El segundo aspecto de la teología de la creación, que de alguna manera se deriva del anterior, es el estatuto ontológico de lo creado. Una concepción ontológica "nihilista", es decir, que presente a los entes como una "no nada" no ayudará a abordar el carácter creador y de autosuficiencia que nos presenta la tecnología contemporánea. Tal vez habría que entender que "el vestigio del creador" en la obra creada, es la capacidad o virtualidad de lo creado para poder sustentar la vida en sí misma, un "sí mismo" no como oposición a algo, sino como un desarrollo de toda la capacidad puesta, en evolución, por el Creador en la creación.
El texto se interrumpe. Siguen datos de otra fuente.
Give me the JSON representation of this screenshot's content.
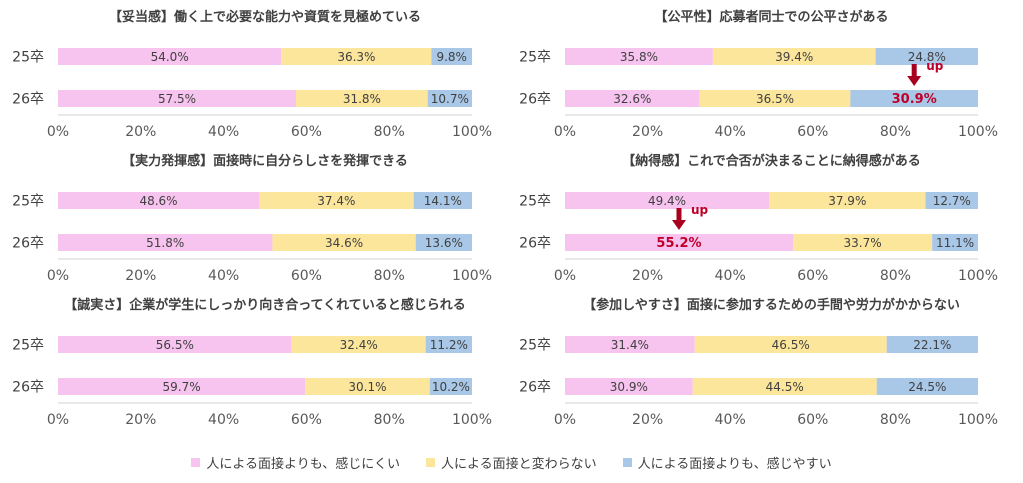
{
  "chart_data": [
    {
      "type": "bar",
      "title": "【妥当感】働く上で必要な能力や資質を見極めている",
      "categories": [
        "25卒",
        "26卒"
      ],
      "series": [
        {
          "name": "人による面接よりも、感じにくい",
          "values": [
            54.0,
            57.5
          ]
        },
        {
          "name": "人による面接と変わらない",
          "values": [
            36.3,
            31.8
          ]
        },
        {
          "name": "人による面接よりも、感じやすい",
          "values": [
            9.8,
            10.7
          ]
        }
      ],
      "highlight": null,
      "ticks": [
        "0%",
        "20%",
        "40%",
        "60%",
        "80%",
        "100%"
      ]
    },
    {
      "type": "bar",
      "title": "【公平性】応募者同士での公平さがある",
      "categories": [
        "25卒",
        "26卒"
      ],
      "series": [
        {
          "name": "人による面接よりも、感じにくい",
          "values": [
            35.8,
            32.6
          ]
        },
        {
          "name": "人による面接と変わらない",
          "values": [
            39.4,
            36.5
          ]
        },
        {
          "name": "人による面接よりも、感じやすい",
          "values": [
            24.8,
            30.9
          ]
        }
      ],
      "highlight": {
        "category": 1,
        "series": 2,
        "annotation": "up"
      },
      "ticks": [
        "0%",
        "20%",
        "40%",
        "60%",
        "80%",
        "100%"
      ]
    },
    {
      "type": "bar",
      "title": "【実力発揮感】面接時に自分らしさを発揮できる",
      "categories": [
        "25卒",
        "26卒"
      ],
      "series": [
        {
          "name": "人による面接よりも、感じにくい",
          "values": [
            48.6,
            51.8
          ]
        },
        {
          "name": "人による面接と変わらない",
          "values": [
            37.4,
            34.6
          ]
        },
        {
          "name": "人による面接よりも、感じやすい",
          "values": [
            14.1,
            13.6
          ]
        }
      ],
      "highlight": null,
      "ticks": [
        "0%",
        "20%",
        "40%",
        "60%",
        "80%",
        "100%"
      ]
    },
    {
      "type": "bar",
      "title": "【納得感】これで合否が決まることに納得感がある",
      "categories": [
        "25卒",
        "26卒"
      ],
      "series": [
        {
          "name": "人による面接よりも、感じにくい",
          "values": [
            49.4,
            55.2
          ]
        },
        {
          "name": "人による面接と変わらない",
          "values": [
            37.9,
            33.7
          ]
        },
        {
          "name": "人による面接よりも、感じやすい",
          "values": [
            12.7,
            11.1
          ]
        }
      ],
      "highlight": {
        "category": 1,
        "series": 0,
        "annotation": "up"
      },
      "ticks": [
        "0%",
        "20%",
        "40%",
        "60%",
        "80%",
        "100%"
      ]
    },
    {
      "type": "bar",
      "title": "【誠実さ】企業が学生にしっかり向き合ってくれていると感じられる",
      "categories": [
        "25卒",
        "26卒"
      ],
      "series": [
        {
          "name": "人による面接よりも、感じにくい",
          "values": [
            56.5,
            59.7
          ]
        },
        {
          "name": "人による面接と変わらない",
          "values": [
            32.4,
            30.1
          ]
        },
        {
          "name": "人による面接よりも、感じやすい",
          "values": [
            11.2,
            10.2
          ]
        }
      ],
      "highlight": null,
      "ticks": [
        "0%",
        "20%",
        "40%",
        "60%",
        "80%",
        "100%"
      ]
    },
    {
      "type": "bar",
      "title": "【参加しやすさ】面接に参加するための手間や労力がかからない",
      "categories": [
        "25卒",
        "26卒"
      ],
      "series": [
        {
          "name": "人による面接よりも、感じにくい",
          "values": [
            31.4,
            30.9
          ]
        },
        {
          "name": "人による面接と変わらない",
          "values": [
            46.5,
            44.5
          ]
        },
        {
          "name": "人による面接よりも、感じやすい",
          "values": [
            22.1,
            24.5
          ]
        }
      ],
      "highlight": null,
      "ticks": [
        "0%",
        "20%",
        "40%",
        "60%",
        "80%",
        "100%"
      ]
    }
  ],
  "legend": [
    {
      "label": "人による面接よりも、感じにくい",
      "color": "#f7c3ef"
    },
    {
      "label": "人による面接と変わらない",
      "color": "#fce69b"
    },
    {
      "label": "人による面接よりも、感じやすい",
      "color": "#a9c7e6"
    }
  ],
  "colors": {
    "series": [
      "#f7c3ef",
      "#fce69b",
      "#a9c7e6"
    ],
    "highlight_text": "#c0002a",
    "arrow": "#a8001f",
    "label": "#404040"
  }
}
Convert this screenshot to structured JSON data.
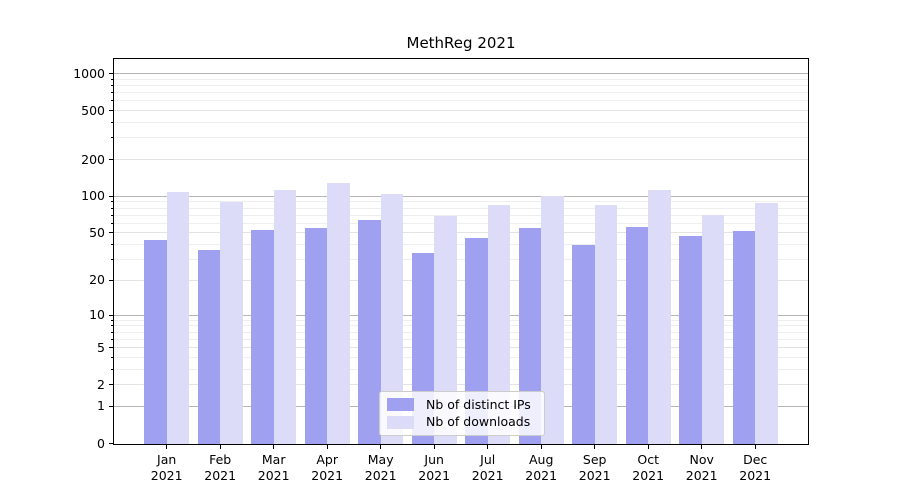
{
  "title": "MethReg 2021",
  "chart_data": {
    "type": "bar",
    "title": "MethReg 2021",
    "categories": [
      "Jan",
      "Feb",
      "Mar",
      "Apr",
      "May",
      "Jun",
      "Jul",
      "Aug",
      "Sep",
      "Oct",
      "Nov",
      "Dec"
    ],
    "x_year": "2021",
    "series": [
      {
        "name": "Nb of distinct IPs",
        "color": "#a0a0f0",
        "values": [
          44,
          36,
          53,
          55,
          64,
          34,
          45,
          55,
          40,
          56,
          47,
          52
        ]
      },
      {
        "name": "Nb of downloads",
        "color": "#dcdcf9",
        "values": [
          108,
          90,
          113,
          129,
          104,
          69,
          85,
          101,
          85,
          112,
          70,
          88
        ]
      }
    ],
    "yscale": "log1p",
    "yticks": [
      0,
      1,
      2,
      5,
      10,
      20,
      50,
      100,
      200,
      500,
      1000
    ],
    "ytick_labels": [
      "0",
      "1",
      "2",
      "5",
      "10",
      "20",
      "50",
      "100",
      "200",
      "500",
      "1000"
    ],
    "ylim": [
      0,
      1360
    ],
    "grid": "horizontal",
    "legend_position": "lower center inside",
    "colors": {
      "axis": "#000000",
      "grid_major": "#b5b5b5",
      "grid_mid": "#e3e3e3",
      "grid_minor": "#eeeeee",
      "legend_border": "#cccccc",
      "legend_bg": "rgba(255,255,255,0.82)",
      "text": "#000000"
    }
  }
}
Otro aspecto que hay que replantear es la metafísica que se deriva de la fe cristiana en la creación, no olvidando que el dogma no canoniza ninguna metafísica, sino que simplemente vehicula la afirmación en una determinada estructura metafísica que en cada época merece ser revisada y redireccionada, si así se viera necesario, para poder dar cuenta de nuevos descubrimientos realizados en el conocimiento de la realidad. Podríamos hablar de una metafísica de la realidad, más que una metafísica del ser y el ente.

La teología de la tecnología nos permitirá entender los desafíos de la tecnociencia dentro del plan creador de Dios, el lugar de la capacidad creadora (poietica) del hombre como continuador de la acción creadora de Dios. Lo anterior permite un acercamiento en primera instancia positivo al proceso tecnológico actual, que nos ayude a descubrir todas sus potencialidades y, desde ahí, poder aportar una crítica a aquellos aspectos que merezcan ser cuestionados o corregidos.